Anwar Abu Eisheh : Je déteste le désespoir, même lorsque je me dis qu’il n’y a rien d’encourageant. Cette résistance… En fait, c’est au sein du Fatah que j’ai appris des mots comme « laïcité », bien qu’il ne me convainquait pas tellement. À l’époque, nous prêchions la lutte armée. On était très influencé par Nasser, qui disait que ce qui a été pris par la force ne peut être repris que par la force. Mais j’ai été aussi influencé dans ma vie par mes instituteurs à l’école primaire et par mes professeurs de droit à l’université. En 1974, le Conseil National Palestinien a décrété que l’Organisation de Libération de la Palestine (OLP) était prête à pratiquer son autorité [y compris par la lutte armée, ndlr] sur n’importe quelle parcelle de la Palestine qui serait libérée. J’étais tout à fait contre, mais ce n’est qu’en 1976 que j’ai commencé à penser la non-violence.

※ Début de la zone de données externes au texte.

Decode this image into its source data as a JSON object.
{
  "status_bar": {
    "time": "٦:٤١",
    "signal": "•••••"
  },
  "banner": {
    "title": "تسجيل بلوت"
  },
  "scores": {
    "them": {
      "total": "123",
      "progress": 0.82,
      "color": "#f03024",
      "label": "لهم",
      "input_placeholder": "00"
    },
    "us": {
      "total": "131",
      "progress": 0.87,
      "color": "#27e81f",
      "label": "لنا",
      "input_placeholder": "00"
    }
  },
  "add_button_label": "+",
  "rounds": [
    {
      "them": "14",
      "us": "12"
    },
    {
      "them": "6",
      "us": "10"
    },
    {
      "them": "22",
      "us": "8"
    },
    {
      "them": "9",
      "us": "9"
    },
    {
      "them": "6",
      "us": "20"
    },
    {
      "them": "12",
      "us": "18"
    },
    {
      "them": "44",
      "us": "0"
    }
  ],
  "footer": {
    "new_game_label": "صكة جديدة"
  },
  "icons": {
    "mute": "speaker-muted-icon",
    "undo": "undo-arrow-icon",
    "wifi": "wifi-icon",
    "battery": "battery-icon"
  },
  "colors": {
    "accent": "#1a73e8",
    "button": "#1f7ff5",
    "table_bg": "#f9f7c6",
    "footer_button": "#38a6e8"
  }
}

Ce processus de réflexion est-il tout d’abord né de vos lectures ?
Non, ce sont d’abord les faits. J’ai vécu des atrocités. J’ai vu tout le monde autour de moi en subir. J’ai connu la prison, où j’ai été torturé et où j’ai vu qu’on pouvait être sauvagement humilié. En prison, à ce moment-là, il y avait l’élite de la société, avec laquelle j’ai noué des liens – et avec laquelle j’ai continué la lutte armée. Puis quand je suis venu en France, j’ai surtout eu des dialogues avec mes amis de la Palestine et des associations : je n’avais jamais entendu l’expression « résistance non-violente » avant de venir en France. Avant, je disais que c’était de la résistance politique, c’était évident pour nous qu’il fallait utiliser toutes sortes de luttes, économiques, diplomatiques, politiques, juridiques… Finalement, la dernière guerre à laquelle j’ai participé, c’était en 1978, dans le Sud-Liban, et je crois que je ne pouvais plus être un bon soldat. Je suis devenu quelqu’un qui hait la guerre et la violence, un homme de dialogue.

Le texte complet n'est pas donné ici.